Un petit rappel rapide : Lampedusa est une île italienne, qui se situe au sud de la Sicile, à l’est de la Tunisie. Depuis une vingtaine d’années, de nombreux migrants, qui tentent d’entrer en Europe, passent par Lampedusa. Nombreux sont emprisonnés ou se noient, mais les tentatives ne cessent de se poursuivre. Récemment, en octobre 2013, Lampedusa a malheureusement fait l’actualité à la suite du naufrage d’un bateau causant la mort de plus de 300 migrants africains.

Mais Erri de Luca a été marqué par cette situation depuis très longtemps. Si sa pièce de théâtre est publiée en 2016, il l’a écrite en 2002. Le texte en est d’autant plus fort, qu’il met l’accent sur la permanence d’une situation déjà très ancienne.

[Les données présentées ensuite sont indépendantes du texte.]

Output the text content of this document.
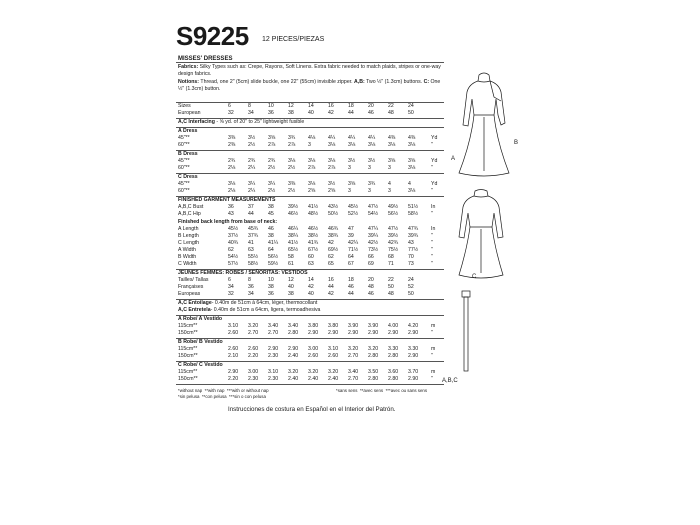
S9225 12 PIECES/PIEZAS
MISSES' DRESSES
Fabrics: Silky Types such as: Crepe, Rayons, Soft Linens. Extra fabric needed to match plaids, stripes or one-way design fabrics.
Notions: Thread, one 2" (5cm) slide buckle, one 22" (55cm) invisible zipper. A,B: Two ½" (1.3cm) buttons. C: One ½" (1.3cm) button.
Sizes	6	8	10	12	14	16	18	20	22	24
European	32	34	36	38	40	42	44	46	48	50
A,C Interfacing - ⅝ yd. of 20" to 25" lightweight fusible
A Dress
45"**	3⅜ 3½ 3⅝ 3¾ 4⅛ 4¼ 4¼ 4¼ 4⅜ 4⅜	Yd
60"**	2⅜ 2½ 2⅞ 2⅞ 3	3⅛ 3⅛ 3⅛ 3⅛ 3⅛	"
B Dress
45"**	2¾ 2¾ 2¾ 3⅛ 3⅛ 3⅛ 3½ 3½ 3⅝ 3⅝	Yd
60"**	2⅛ 2¼ 2½ 2½ 2⅞ 2⅞ 3	3	3	3⅛	"
C Dress
45"**	3⅛ 3¼ 3¼ 3⅜ 3⅛ 3½ 3⅝ 3¾ 4	4	Yd
60"**	2⅛ 2¼ 2½ 2½ 2⅝ 2⅝ 3	3	3	3⅛	"
FINISHED GARMENT MEASUREMENTS
A,B,C Bust	36	37	38	39½ 41½ 43½ 45½ 47½ 49½ 51½ In
A,B,C Hip	43	44	45	46½ 48½ 50½ 52½ 54½ 56½ 58½ "
Finished back length from base of neck:
A Length	45½ 45¾ 46	46¼ 46½ 46¾ 47	47¼ 47½ 47¾ In
B Length	37½ 37¾ 38	38¼ 38½ 38¾ 39	39¼ 39½ 39¾ "
C Length	40¾ 41	41¼ 41½ 41¾ 42	42¼ 42½ 42¾ 43	"
A Width	62	63	64	65½ 67½ 69½ 71½ 73½ 75½ 77½ "
B Width	54½ 55½ 56½ 58	60	62	64	66	68	70	"
C Width	57½ 58½ 59½ 61	63	65	67	69	71	73	"
JEUNES FEMMES: ROBES / SEÑORITAS: VESTIDOS
Tailles/ Tallas	6	8	10	12	14	16	18	20	22	24
Françaises	34	36	38	40	42	44	46	48	50	52
Europeas	32	34	36	38	40	42	44	46	48	50
A,C Entoilage- 0.40m de 51cm à 64cm, léger, thermocollant
A,C Entretela- 0.40m de 51cm a 64cm, ligera, termoadhesiva
A Robe/ A Vestido
115cm**	3.10 3.20 3.40 3.40 3.80 3.80 3.90 3.90 4.00 4.20 m
150cm**	2.60 2.70 2.70 2.80 2.90 2.90 2.90 2.90 2.90 2.90 "
B Robe/ B Vestido
115cm**	2.60 2.60 2.90 2.90 3.00 3.10 3.20 3.20 3.30 3.30 m
150cm**	2.10 2.20 2.30 2.40 2.60 2.60 2.70 2.80 2.80 2.90 "
C Robe/ C Vestido
115cm**	2.90 3.00 3.10 3.20 3.20 3.20 3.40 3.50 3.60 3.70 m
150cm**	2.20 2.30 2.30 2.40 2.40 2.40 2.70 2.80 2.80 2.90 "
*without nap **with nap ***with or without nap	*sans sens **avec sens ***avec ou sans sens
*sin pelusa **con pelusa ***sin o con pelusa
Instrucciones de costura en Español en el Interior del Patrón.
A
B
C
A,B,C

Ici, ce ne sont pas des actes, mais des temps, il en existe deux, qui ponctuent les quinze scènes du drame de ce dernier voyage. L’histoire commence la nuit, sur le bateau. Les « futurs citoyens d’Europe » profitent de l’obscurité pour sortir de la cale. Le Capitaine leur souhaite « malvenue à bord ». Car tous risquent leur vie dans cette opération clandestine.

Erri de Luca réussit bien à mêler le message politique sous-jacent de son texte avec le romanesque et la fiction propre à Sinbad le marin. Les personnages n’ont d’ailleurs pas d’identités précises. Ils seront Le Capitaine, Le Matelot, le Passager, etc. comme dans un conte.

Sans qu’il existe de lien réel entre les protagonistes, tout le monde a en tête le danger du voyage et du prix de la liberté. Ce danger peut venir des autres hommes, de la douane, de la sécurité, mais aussi des éléments naturels, de la tempête. Pour tenter de conjuguer leur peur et le risque, la superstition va prendre une bonne place, comme les souvenirs de voyage.

J’ai regretté que le texte soit si court et que la fin arrive si vite. Mais il se termine par un poème, marquant et poignant, « notre mer qui n’es pas au ciel », qui m’a fait frissonner et je n’ai pu m’empêcher de me dire, qu’à ce jour, peut-être, Mille et une nuits ont déjà été témoins d’un dernier voyage de Sinbad.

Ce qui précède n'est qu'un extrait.